🤖 AI Summary
Traditional simultaneous machine translation (SiMT) struggles to balance translation quality and low latency under strict real-time constraints; incremental READ/WRITE strategies alone suffer from an inherent trade-off between semantic fidelity and responsiveness. This paper proposes a human-like simultaneous interpreting framework that, for the first time, introduces four adaptive actions—segmentation, deletion, partial summarization, and pronominalization—into the SiMT action space, enabling joint optimization of semantic compression and rhythmic control. Leveraging a decoder-only large language model, we design action-aware prompting to construct training data and establish a latency-aware text-to-speech (TTS) evaluation pipeline. On the ACL60/60 English–Chinese and English–German benchmarks, our method achieves significant improvements in COMET-KIWI scores while reducing average latency, consistently outperforming all existing baselines.
📝 Abstract
Simultaneous Machine Translation (SiMT) requires high-quality translations under strict real-time constraints, which traditional encoder-decoder policies with only READ/WRITE actions cannot fully address. We extend the action space of SiMT with four adaptive actions: SENTENCE_CUT, DROP, PARTIAL_SUMMARIZATION and PRONOMINALIZATION, which enable real-time restructuring, omission, and simplification while preserving semantic fidelity. We implement these actions in a decoder-only large language model (LLM) framework and construct training references through action-aware prompting.
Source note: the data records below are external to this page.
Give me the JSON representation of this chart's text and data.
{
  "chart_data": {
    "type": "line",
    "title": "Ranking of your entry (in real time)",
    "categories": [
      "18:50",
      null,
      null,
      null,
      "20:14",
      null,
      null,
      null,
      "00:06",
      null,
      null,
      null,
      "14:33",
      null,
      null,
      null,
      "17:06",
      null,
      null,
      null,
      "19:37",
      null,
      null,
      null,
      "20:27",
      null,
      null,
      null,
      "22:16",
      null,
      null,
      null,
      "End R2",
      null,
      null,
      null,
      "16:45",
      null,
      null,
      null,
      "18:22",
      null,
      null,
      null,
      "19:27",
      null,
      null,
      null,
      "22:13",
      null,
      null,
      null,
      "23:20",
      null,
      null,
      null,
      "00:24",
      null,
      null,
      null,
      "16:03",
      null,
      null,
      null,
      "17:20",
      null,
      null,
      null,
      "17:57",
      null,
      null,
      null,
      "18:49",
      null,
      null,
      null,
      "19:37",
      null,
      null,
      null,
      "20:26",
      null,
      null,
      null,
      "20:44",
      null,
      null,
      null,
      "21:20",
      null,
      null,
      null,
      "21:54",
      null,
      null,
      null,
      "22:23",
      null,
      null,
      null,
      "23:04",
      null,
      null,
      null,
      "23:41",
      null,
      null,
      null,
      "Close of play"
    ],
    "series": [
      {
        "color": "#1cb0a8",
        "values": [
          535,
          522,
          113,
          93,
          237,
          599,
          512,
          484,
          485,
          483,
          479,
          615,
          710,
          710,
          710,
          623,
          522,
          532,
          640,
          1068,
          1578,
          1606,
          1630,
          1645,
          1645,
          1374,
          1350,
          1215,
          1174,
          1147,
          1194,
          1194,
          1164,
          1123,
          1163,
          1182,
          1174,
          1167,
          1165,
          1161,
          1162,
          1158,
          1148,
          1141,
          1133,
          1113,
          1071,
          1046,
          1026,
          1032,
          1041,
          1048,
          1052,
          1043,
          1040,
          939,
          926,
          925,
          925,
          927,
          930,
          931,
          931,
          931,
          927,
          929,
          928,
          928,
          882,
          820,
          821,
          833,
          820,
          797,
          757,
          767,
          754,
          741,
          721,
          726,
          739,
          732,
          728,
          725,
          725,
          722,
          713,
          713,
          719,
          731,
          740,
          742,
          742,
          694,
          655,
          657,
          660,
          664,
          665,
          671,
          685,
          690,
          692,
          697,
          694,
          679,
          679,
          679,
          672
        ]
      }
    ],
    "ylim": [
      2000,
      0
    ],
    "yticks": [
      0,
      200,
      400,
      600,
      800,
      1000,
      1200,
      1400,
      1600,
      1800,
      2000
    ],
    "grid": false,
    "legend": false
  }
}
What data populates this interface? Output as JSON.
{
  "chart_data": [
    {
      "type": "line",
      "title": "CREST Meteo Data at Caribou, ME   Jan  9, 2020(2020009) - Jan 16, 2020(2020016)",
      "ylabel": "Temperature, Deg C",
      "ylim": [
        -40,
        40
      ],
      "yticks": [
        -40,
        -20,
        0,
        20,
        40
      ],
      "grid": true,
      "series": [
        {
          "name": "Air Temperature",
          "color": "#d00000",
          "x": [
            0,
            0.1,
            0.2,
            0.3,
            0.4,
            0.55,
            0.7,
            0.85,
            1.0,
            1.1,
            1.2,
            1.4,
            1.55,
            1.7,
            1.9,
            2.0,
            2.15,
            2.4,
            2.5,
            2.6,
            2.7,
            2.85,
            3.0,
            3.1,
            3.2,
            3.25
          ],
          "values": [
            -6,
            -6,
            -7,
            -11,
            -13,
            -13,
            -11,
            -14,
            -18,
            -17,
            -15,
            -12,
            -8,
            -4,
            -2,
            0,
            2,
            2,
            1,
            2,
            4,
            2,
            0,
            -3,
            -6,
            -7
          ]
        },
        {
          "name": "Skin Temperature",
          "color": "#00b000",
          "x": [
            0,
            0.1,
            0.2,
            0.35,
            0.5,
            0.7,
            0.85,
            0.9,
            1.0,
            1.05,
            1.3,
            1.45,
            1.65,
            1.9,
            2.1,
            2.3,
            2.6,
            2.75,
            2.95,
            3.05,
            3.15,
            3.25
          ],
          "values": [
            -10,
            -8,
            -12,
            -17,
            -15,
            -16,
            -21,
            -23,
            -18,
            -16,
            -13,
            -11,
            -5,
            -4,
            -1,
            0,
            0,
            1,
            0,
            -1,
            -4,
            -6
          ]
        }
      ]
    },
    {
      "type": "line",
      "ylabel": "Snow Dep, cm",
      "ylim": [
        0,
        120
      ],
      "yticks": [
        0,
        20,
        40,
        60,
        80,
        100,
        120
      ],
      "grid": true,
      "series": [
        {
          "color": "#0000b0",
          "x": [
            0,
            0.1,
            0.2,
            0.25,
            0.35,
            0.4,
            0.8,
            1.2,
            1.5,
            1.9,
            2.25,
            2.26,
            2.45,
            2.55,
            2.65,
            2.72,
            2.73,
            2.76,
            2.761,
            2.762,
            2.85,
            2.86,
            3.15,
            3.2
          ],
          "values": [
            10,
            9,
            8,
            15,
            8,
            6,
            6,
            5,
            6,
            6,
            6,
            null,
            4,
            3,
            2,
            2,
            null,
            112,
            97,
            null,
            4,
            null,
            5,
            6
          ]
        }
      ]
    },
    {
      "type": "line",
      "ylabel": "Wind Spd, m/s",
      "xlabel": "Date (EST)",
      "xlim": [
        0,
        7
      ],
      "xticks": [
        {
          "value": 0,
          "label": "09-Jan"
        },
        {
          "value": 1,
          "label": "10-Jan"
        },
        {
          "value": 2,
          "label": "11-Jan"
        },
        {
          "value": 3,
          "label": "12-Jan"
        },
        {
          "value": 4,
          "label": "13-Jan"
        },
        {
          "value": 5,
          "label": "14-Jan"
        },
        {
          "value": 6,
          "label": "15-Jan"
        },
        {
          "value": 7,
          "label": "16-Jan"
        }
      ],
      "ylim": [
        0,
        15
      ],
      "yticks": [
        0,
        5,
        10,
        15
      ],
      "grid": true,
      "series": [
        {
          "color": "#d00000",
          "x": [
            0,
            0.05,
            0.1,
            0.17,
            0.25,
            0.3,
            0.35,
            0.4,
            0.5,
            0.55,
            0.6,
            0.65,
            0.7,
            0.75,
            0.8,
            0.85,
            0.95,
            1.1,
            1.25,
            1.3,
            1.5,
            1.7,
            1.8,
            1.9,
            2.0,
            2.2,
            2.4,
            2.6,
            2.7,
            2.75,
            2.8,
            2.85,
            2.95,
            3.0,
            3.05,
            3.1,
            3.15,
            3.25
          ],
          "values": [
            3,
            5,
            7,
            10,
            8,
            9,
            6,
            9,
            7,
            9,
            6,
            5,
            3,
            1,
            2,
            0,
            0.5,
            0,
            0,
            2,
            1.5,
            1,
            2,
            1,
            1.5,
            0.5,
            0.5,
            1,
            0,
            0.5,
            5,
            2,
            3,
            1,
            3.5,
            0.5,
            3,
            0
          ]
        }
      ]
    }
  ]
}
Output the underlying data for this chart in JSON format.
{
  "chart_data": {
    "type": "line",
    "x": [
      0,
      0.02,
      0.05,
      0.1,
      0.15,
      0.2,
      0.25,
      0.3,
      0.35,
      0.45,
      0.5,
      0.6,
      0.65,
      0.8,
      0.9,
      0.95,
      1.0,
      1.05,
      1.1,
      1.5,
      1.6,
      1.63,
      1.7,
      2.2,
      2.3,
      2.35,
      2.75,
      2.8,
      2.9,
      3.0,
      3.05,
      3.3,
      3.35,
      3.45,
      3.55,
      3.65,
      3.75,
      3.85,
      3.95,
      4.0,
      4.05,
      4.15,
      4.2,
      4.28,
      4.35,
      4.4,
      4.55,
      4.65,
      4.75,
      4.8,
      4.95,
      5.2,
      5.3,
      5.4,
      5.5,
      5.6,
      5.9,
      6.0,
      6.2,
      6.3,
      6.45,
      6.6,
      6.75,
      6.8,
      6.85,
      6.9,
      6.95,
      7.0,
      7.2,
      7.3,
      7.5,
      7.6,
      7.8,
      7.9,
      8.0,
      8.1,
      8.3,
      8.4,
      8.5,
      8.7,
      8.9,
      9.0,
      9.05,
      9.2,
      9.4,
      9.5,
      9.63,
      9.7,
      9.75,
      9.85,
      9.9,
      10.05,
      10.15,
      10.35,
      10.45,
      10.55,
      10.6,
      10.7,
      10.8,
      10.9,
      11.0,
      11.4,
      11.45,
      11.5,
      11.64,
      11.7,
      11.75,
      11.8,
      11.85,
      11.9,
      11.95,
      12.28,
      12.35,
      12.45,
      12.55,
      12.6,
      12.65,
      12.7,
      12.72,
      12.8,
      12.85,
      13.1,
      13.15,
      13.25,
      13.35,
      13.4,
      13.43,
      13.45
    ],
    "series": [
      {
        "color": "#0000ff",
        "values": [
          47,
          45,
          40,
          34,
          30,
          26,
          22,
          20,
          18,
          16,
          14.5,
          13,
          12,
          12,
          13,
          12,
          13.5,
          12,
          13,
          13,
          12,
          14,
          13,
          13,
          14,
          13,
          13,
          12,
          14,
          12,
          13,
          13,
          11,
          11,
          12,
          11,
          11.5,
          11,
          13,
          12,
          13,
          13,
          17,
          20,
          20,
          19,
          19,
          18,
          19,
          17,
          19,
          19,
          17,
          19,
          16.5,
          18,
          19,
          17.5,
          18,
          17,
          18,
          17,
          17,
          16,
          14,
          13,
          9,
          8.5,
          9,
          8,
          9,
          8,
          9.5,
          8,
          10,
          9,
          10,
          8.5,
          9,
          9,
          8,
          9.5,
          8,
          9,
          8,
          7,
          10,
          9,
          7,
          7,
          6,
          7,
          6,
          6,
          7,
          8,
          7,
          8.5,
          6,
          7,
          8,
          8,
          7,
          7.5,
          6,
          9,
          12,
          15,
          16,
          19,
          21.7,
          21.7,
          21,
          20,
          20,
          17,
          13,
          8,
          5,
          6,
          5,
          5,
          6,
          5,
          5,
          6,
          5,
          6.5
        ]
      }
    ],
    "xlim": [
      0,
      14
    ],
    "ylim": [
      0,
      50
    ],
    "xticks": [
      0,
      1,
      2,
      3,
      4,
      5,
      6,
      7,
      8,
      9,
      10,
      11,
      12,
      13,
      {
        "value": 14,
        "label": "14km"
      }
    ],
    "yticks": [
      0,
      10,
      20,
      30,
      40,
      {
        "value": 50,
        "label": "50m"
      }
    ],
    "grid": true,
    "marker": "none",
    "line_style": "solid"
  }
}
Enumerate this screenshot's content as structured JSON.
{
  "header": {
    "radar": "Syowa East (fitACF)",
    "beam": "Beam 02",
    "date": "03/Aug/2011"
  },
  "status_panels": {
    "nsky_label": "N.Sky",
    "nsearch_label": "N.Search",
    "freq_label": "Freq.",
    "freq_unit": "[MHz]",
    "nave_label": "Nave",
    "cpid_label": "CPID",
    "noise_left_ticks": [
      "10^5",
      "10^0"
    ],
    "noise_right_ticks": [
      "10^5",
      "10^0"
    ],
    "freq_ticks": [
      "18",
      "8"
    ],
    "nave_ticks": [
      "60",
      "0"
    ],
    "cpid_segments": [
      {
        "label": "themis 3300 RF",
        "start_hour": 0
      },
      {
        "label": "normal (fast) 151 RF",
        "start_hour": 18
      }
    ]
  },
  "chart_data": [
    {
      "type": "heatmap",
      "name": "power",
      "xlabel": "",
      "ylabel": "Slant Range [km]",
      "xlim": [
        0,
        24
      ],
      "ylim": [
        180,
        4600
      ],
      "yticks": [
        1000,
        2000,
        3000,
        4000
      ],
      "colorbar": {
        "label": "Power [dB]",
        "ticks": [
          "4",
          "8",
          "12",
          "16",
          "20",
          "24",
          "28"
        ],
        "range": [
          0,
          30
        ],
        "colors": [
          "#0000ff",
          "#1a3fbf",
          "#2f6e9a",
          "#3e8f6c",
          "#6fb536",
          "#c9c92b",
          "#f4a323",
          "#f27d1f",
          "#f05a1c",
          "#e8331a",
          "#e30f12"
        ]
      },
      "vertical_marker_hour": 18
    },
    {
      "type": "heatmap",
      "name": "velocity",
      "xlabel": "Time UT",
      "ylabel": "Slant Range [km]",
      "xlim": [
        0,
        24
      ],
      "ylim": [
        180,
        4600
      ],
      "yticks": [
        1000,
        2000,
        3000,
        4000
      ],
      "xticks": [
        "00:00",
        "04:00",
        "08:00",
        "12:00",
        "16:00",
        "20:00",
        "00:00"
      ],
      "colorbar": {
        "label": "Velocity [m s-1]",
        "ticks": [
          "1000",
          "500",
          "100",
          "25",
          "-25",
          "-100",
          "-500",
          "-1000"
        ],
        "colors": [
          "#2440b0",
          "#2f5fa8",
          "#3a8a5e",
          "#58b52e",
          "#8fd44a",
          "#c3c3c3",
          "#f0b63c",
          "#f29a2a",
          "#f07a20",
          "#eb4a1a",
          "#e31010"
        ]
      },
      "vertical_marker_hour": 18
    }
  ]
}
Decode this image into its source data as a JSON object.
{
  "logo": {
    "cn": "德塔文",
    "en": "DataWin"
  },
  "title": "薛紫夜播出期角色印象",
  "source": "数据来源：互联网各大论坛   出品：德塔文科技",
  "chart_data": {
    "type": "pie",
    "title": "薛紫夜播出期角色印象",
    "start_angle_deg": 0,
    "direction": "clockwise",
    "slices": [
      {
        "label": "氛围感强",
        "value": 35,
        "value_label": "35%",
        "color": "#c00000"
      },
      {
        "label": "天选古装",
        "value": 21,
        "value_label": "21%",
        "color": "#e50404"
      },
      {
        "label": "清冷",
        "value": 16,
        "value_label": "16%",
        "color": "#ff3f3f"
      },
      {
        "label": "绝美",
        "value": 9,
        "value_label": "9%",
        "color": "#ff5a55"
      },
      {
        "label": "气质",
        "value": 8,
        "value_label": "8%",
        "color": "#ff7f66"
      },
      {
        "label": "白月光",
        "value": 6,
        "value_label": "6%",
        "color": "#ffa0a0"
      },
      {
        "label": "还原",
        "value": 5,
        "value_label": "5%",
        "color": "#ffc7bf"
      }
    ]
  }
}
To evaluate both quality and latency, we further develop a latency-aware TTS pipeline that maps textual outputs to speech with realistic timing. Experiments on the ACL60/60 English-Chinese and English-German benchmarks show that our framework consistently improves semantic metrics (e.g., COMET-KIWI) and achieves lower delay (measured by Average Lagging) compared to reference translations and salami-based baselines. Notably, combining DROP and SENTENCE_CUT yields the best overall balance between fluency and latency. These results demonstrate that enriching the action space of LLM-based SiMT provides a promising direction for bridging the gap between human and machine interpretation.